When we got back to the car, we listened to the end of the West Germany Netherlands game on the radio. Most neutrals wanted the Netherlands to win. Everybody had been talking about Johan Cruyff and Rinus Michels’ total football. But this is West Germany, at home, captained by Franz Beckenbauer, and they ruin the script. The Dutch scored a penalty in the first minute after Cruyff was fouled before any German player had touched the ball. But Paul Breitner equalised with a penalty for the Germans after 25 minutes and the great Gerd Muller won it with a goal just before half time.
Throughout my childhood, Dad took me to all sorts of sports events. At boarding school, he secured a pass for me to see a very good Clare team win a couple of national leagues. But it wasn’t always hurling. He was a decent golfer and we went to several Irish Opens. He took me to Lansdowne Road to see Machester United playing Shamrock Rovers. And he instilled in me a life long love of all sport. He used to tell me how he would love listening to John Arlott on the BBC commentating on English cricket and it was a great pleasure to take him to his first test match at Trent Bridge in 2010.
I wonder if, in 43 years’ time, Luke will remember the game last Sunday at all. It felt rather appropriate that his first Clare hurling match should be in the company of his grandad. Luke grew up in Nottingham. The parallels with his young dad are striking. Soccer is his first love and he plays with distinction for Mount Merrion Youths. Unlike his young dad though, he is a talented sportsman and he also plays hurling for Kilmacud Crokes u-12s.
And while Luke currently loves soccer, Manchester United, Ibrahimovic and the like, I do hope that as he gets older, he will grow to love the best game in the world as much as I do.
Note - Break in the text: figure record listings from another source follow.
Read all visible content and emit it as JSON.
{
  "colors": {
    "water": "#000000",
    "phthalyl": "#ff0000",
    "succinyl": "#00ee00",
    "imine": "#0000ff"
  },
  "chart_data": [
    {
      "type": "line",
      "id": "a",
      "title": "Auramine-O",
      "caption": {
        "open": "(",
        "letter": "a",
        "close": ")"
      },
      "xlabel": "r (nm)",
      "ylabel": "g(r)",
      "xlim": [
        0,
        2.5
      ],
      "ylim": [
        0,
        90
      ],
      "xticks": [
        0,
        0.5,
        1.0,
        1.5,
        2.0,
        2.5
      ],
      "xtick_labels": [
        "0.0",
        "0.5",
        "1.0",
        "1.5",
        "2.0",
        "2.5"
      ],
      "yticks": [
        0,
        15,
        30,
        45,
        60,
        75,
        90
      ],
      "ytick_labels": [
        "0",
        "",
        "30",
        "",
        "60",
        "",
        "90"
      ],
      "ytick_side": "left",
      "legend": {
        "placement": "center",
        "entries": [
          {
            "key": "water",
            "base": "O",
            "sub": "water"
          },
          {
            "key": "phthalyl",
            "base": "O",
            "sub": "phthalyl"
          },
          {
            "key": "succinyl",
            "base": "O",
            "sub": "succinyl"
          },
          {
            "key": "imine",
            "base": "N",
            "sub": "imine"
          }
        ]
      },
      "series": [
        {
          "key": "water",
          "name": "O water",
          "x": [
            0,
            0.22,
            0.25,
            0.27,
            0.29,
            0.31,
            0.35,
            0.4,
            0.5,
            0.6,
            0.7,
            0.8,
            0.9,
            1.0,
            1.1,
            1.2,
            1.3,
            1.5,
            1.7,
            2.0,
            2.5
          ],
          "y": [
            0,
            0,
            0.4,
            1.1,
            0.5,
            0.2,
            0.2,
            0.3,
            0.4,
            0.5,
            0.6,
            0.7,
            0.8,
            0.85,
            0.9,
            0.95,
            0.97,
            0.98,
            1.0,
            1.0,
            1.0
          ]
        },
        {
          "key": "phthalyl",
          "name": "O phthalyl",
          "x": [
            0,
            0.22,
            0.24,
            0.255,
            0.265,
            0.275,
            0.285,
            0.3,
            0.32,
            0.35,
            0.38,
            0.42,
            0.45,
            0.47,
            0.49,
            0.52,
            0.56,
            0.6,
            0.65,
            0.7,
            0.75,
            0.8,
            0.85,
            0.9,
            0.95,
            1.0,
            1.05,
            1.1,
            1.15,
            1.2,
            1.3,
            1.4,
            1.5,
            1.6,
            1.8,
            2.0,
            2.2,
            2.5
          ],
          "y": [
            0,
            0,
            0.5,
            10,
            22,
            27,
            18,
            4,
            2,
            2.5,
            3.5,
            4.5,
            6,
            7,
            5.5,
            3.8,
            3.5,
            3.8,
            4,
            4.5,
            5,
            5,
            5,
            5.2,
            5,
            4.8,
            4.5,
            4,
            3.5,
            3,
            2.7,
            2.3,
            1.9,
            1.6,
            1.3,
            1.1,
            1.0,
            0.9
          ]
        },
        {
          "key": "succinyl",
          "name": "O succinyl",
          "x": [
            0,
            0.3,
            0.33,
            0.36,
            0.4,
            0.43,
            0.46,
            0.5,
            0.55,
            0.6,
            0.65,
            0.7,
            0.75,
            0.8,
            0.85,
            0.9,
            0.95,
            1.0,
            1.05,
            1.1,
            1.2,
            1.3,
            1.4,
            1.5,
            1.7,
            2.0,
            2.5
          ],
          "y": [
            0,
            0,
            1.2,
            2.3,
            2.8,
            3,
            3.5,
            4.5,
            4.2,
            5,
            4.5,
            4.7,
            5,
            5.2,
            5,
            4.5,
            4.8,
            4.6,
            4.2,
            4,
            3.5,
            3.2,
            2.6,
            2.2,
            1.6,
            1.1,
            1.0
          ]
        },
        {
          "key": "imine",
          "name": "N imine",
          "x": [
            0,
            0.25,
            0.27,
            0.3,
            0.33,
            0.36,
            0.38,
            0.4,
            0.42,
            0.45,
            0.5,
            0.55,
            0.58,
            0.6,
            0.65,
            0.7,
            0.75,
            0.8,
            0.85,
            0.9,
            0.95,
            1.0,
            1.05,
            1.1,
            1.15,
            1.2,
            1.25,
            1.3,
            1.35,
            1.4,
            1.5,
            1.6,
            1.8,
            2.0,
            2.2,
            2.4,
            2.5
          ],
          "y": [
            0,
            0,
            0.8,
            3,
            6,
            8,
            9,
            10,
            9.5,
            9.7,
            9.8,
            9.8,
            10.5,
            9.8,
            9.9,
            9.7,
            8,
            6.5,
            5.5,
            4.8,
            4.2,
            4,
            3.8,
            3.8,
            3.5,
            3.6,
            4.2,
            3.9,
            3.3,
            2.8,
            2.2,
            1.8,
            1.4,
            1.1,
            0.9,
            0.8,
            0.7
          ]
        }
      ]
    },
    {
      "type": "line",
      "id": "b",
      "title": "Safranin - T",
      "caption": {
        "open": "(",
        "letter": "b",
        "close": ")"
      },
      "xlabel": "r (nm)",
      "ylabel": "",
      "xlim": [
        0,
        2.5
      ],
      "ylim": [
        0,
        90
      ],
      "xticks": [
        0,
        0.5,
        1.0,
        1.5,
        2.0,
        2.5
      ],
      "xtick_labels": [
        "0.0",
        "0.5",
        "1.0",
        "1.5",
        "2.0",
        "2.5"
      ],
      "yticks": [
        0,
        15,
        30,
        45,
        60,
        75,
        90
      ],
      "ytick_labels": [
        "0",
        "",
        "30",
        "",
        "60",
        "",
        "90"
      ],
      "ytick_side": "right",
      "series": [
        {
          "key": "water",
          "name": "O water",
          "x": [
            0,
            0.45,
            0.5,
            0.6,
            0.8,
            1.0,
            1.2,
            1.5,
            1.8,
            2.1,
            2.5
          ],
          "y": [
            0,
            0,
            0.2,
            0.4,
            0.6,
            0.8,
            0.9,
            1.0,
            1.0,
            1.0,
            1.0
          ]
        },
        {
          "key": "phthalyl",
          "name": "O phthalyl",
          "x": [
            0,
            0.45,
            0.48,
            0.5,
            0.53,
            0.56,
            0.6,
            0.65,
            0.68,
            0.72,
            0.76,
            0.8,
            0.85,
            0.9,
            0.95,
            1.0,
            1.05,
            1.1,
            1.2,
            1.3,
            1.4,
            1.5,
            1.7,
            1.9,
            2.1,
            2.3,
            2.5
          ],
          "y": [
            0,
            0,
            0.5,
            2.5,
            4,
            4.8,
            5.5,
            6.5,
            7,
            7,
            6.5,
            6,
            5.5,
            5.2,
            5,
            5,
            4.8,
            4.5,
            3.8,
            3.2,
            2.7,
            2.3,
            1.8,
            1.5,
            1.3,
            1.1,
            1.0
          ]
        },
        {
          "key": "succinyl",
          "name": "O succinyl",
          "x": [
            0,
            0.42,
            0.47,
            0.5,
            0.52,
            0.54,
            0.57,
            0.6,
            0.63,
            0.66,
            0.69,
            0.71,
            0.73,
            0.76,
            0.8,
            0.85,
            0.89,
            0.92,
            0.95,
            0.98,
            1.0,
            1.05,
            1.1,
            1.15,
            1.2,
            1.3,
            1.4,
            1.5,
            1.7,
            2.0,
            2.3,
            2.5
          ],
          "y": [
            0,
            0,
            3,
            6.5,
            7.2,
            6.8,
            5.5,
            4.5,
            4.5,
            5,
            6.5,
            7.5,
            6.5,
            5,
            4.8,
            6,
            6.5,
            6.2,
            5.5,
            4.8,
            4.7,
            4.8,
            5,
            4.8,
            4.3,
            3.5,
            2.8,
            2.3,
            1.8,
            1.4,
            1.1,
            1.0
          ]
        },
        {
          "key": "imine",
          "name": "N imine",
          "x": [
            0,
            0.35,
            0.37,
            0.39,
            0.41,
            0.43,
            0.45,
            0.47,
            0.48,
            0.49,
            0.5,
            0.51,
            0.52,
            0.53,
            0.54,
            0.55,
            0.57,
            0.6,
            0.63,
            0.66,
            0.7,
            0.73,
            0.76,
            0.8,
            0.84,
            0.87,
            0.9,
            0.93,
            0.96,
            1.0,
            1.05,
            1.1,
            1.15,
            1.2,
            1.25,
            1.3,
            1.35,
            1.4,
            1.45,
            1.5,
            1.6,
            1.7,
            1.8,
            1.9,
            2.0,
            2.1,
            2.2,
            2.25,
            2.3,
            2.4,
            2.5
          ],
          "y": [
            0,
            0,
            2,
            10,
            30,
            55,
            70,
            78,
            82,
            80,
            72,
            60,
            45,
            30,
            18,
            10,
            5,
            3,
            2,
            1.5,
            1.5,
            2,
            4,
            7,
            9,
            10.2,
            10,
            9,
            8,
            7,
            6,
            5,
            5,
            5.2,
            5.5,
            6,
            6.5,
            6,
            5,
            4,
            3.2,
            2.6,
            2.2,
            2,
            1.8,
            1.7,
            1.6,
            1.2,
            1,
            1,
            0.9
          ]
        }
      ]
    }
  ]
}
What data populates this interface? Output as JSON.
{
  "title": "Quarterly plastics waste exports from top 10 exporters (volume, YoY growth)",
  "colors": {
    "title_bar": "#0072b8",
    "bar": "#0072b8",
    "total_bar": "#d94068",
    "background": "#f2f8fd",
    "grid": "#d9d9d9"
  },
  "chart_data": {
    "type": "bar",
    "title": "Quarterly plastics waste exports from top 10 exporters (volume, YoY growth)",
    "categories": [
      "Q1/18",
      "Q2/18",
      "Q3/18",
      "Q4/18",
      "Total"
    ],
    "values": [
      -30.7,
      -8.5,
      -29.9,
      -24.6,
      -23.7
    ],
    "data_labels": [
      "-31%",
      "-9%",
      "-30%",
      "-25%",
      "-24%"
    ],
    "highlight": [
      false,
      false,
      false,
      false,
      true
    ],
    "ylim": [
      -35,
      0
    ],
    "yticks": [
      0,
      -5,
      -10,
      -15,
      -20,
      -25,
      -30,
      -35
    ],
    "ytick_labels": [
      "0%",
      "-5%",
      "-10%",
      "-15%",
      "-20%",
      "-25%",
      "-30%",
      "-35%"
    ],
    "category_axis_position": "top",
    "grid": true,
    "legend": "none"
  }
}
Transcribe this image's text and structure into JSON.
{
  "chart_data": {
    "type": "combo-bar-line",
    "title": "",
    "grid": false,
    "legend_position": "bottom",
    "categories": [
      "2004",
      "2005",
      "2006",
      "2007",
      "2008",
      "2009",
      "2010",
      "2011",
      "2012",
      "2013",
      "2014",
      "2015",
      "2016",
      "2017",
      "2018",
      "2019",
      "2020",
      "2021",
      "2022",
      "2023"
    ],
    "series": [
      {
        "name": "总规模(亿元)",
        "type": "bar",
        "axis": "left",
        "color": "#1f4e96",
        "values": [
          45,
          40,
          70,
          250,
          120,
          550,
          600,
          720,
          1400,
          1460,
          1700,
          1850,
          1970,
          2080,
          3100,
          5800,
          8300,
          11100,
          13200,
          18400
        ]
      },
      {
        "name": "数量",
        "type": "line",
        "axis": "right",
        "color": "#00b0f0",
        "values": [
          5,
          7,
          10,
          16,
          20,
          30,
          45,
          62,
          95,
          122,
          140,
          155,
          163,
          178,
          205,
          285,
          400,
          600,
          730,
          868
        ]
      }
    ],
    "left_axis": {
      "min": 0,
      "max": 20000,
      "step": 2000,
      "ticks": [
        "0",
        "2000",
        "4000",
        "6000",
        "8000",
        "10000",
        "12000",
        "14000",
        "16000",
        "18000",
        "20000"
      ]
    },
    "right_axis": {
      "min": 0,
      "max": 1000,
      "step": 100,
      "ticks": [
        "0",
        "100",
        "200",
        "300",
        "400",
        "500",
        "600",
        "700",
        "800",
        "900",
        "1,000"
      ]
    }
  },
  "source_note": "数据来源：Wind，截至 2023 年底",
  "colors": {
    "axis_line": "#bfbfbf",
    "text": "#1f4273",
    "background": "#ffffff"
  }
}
I’ve been to the World Cup finals in Japan, I was in Croke Park on the day when Paul O Connell’s Ireland beat England in a hugely emotional game, I’ve been to Wembley to see Ireland draw with England and to see a remarkable FA Cup semi final when Gazza scored an amazing free kick to help Spurs beat Arsenal. But none of these fantastic matches can hold a candle to, for example, the 1997 All-Ireland final. Thirty amateur sportsmen, a sell-out crowd in Ireland’s largest stadium and a nail-biting match characterised by an incredible winning point from midfield by Jamesie O’Connor and a brilliant save by Davy Fitzgerald from John Leahy. Leahy is a winner. He was through on goal and could have sealed the draw for Tipp by popping it over the bar. But he went for goal. And only for Davy they would have won. The excitement of a game like this is simply unmatcheable by any other sport. And I do believe that this an objective observation.
So thanks Dad for sowing the seed 43 years ago and I look forward to being with you in Croke Park in early September when, whoever is playing, hurling people like yourself will simply be there for the love of the game.